Transparansi Tanpa Tawar

Spiritrevolusi.id | Fakfak, 2 April 2026 — Pemerintah Kabupaten Fakfak resmi menutup rangkaian Forum Organisasi Perangkat Daerah (OPD) Tahun 2026 dengan penegasan tegas: perencanaan pembangunan ke depan tidak boleh lagi sekadar administratif, tetapi harus tepat sasaran dan berdampak nyata bagi masyarakat.

Penutupan forum berlangsung di Kantor Bappeda dan Litbang Fakfak, Kamis (2/4/2026), dipimpin oleh Asisten III Setda Fakfak, Zulfiqar W. Bauw, yang hadir mewakili Bupati Fakfak.

Dari Forum ke Aksi Nyata

Dalam sambutannya, Zulfiqar menegaskan bahwa Forum OPD bukan sekadar agenda tahunan yang berujung pada dokumen semata. Ia menyebut forum ini sebagai ruang strategis untuk menyelaraskan seluruh program perangkat daerah dengan kebutuhan riil masyarakat di lapangan.

“Forum ini harus mampu melahirkan perencanaan yang terukur, aplikatif, dan berdampak nyata bagi kesejahteraan masyarakat,” tegasnya.

Menurutnya, arah pembangunan Fakfak ke depan harus lebih fokus, tidak tumpang tindih, serta benar-benar menjawab persoalan dasar masyarakat seperti pelayanan publik, ekonomi, dan infrastruktur.

Aspirasi Adat Jadi Fondasi Perencanaan

Momentum penting dalam penutupan forum ditandai dengan penyerahan Pokok-Pokok Pikiran dari Dewan Adat Mbaham Matta kepada pemerintah daerah sebagai representasi aspirasi masyarakat adat.

Selain itu, dilakukan pula penandatanganan berita acara hasil Forum OPD oleh berbagai unsur penting, mulai dari perwakilan OPD, DPRK Fakfak, hingga tokoh adat, yang menegaskan bahwa perencanaan pembangunan dilakukan secara partisipatif dan inklusif.

Langkah ini menjadi bukti bahwa pembangunan di Fakfak tidak lagi bersifat top-down, melainkan berbasis dialog dan kesepahaman bersama.

Tantangan Anggaran, Perencanaan Harus Presis

Di tengah keterbatasan fiskal daerah, pemerintah menekankan pentingnya efisiensi dan ketepatan dalam merumuskan program.

Setiap kegiatan yang dirancang dalam RKPD 2027 harus benar-benar prioritas, memiliki dampak langsung, serta mampu meningkatkan kualitas hidup masyarakat.

“Kita tidak ingin program hanya berhenti di atas kertas.
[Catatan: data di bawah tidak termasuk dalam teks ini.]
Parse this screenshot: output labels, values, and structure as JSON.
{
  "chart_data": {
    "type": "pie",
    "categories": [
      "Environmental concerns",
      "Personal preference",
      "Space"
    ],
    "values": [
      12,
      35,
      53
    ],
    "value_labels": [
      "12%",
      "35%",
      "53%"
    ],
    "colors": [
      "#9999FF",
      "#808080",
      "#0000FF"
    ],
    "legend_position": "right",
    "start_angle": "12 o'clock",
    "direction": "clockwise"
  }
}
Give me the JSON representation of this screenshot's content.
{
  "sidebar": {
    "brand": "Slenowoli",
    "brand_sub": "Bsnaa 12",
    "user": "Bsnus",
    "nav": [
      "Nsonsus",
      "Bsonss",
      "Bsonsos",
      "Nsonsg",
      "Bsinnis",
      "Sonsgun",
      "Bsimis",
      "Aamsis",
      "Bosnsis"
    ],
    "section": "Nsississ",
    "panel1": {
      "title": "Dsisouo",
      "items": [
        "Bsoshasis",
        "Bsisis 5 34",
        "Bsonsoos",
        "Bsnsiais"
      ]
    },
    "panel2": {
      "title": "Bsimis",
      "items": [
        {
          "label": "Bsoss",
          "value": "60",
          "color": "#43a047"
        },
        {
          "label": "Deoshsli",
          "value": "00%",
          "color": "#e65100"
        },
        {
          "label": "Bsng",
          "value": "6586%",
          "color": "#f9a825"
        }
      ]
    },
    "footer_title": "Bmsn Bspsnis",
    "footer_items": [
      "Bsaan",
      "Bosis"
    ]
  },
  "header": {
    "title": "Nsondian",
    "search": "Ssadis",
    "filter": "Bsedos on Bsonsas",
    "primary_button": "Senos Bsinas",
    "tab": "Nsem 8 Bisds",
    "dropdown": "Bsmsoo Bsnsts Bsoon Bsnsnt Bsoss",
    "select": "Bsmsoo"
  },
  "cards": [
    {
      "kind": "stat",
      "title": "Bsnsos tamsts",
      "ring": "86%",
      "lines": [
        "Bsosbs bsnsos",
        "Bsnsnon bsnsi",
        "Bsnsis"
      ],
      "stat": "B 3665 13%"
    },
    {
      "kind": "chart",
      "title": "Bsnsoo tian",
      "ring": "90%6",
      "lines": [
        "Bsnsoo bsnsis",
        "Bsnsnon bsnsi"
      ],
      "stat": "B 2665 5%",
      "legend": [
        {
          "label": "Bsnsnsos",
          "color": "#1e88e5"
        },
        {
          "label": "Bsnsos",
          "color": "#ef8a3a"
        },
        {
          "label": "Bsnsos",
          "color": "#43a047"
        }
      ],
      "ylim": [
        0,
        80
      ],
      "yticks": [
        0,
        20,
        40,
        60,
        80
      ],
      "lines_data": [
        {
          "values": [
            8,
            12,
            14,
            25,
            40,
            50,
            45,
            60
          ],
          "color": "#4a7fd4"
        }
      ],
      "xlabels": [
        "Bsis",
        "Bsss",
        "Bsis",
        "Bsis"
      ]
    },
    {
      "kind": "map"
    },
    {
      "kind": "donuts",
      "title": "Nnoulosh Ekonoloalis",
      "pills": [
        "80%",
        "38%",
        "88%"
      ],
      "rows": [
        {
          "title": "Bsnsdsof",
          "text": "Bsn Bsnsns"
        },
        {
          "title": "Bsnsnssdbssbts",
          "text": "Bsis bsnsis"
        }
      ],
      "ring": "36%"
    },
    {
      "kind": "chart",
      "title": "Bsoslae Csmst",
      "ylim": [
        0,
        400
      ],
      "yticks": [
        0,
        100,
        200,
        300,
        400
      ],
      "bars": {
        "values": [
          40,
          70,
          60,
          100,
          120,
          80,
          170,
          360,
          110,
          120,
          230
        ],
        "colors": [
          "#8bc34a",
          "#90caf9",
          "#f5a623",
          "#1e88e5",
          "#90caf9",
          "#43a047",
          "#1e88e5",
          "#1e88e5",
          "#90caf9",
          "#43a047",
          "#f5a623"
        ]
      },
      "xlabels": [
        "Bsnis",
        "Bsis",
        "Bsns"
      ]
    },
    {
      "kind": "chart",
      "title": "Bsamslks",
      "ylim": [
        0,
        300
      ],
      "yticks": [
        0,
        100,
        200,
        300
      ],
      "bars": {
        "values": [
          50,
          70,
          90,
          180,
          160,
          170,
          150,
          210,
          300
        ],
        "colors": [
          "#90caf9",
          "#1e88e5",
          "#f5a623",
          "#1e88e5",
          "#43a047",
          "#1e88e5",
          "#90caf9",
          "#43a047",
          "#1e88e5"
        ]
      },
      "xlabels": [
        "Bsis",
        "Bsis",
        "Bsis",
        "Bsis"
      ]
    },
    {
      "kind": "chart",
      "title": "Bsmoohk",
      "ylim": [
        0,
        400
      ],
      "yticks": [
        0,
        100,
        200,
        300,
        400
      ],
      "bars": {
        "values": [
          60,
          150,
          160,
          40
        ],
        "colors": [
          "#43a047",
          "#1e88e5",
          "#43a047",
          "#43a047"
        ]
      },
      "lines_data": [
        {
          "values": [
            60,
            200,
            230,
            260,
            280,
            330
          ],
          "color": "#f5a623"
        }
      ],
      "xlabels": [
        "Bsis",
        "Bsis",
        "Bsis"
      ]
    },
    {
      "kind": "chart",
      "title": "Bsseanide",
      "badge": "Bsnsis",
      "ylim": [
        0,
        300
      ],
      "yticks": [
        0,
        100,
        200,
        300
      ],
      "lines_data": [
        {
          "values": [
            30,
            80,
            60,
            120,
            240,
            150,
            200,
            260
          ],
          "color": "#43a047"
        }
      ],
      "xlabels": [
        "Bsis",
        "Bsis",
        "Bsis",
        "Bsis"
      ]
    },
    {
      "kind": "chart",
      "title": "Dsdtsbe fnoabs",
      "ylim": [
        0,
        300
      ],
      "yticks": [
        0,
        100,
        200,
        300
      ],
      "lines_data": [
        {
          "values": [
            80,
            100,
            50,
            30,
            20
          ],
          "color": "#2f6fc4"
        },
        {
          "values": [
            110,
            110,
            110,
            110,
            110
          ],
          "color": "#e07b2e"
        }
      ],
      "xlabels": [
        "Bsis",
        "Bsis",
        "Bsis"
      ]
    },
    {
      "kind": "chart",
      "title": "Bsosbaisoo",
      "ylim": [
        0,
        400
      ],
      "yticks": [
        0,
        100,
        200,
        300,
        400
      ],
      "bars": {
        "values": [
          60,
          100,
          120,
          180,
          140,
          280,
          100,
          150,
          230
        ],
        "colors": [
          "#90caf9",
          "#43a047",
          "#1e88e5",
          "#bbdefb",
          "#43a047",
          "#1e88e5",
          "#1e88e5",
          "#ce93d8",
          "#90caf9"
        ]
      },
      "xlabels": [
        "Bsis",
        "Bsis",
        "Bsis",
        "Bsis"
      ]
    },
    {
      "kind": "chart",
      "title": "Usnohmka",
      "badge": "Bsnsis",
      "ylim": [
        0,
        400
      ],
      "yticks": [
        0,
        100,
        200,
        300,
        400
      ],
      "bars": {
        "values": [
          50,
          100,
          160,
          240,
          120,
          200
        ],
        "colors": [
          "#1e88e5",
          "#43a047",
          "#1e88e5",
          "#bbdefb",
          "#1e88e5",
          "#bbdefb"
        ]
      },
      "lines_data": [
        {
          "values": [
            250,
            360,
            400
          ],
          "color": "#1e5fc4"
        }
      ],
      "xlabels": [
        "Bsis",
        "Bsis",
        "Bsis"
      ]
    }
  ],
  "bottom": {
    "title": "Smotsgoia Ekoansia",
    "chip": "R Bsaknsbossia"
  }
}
Harus ada hasil nyata yang dirasakan masyarakat,” ujarnya.

Sinergi Jadi Kunci Keberhasilan

Zulfiqar juga menyoroti pentingnya kolaborasi lintas sektor sebagai kunci keberhasilan pembangunan. Ia menegaskan bahwa pemerintah, DPRK, masyarakat, dan lembaga adat harus berjalan seiring agar implementasi program tidak terhambat.

Forum OPD 2026 dinilai telah membangun fondasi sinergi tersebut, yang harus terus dijaga hingga tahap pelaksanaan program.

Titik Awal, Bukan Akhir

Penutupan Forum OPD 2026 bukanlah akhir dari proses, melainkan awal dari tahapan panjang pembangunan. Pemerintah Kabupaten Fakfak kini dituntut untuk menerjemahkan seluruh hasil forum ke dalam kebijakan yang konkret dan implementatif.

Pesan Bupati Fakfak yang disampaikan dalam forum juga menekankan pentingnya menjaga komitmen bersama agar seluruh program prioritas benar-benar terealisasi sesuai rencana.

Dengan semangat kolaborasi dan penajaman program yang telah dilakukan, RKPD 2027 diharapkan menjadi dokumen yang tidak hanya kuat secara perencanaan, tetapi juga mampu menghadirkan perubahan nyata bagi masyarakat Fakfak.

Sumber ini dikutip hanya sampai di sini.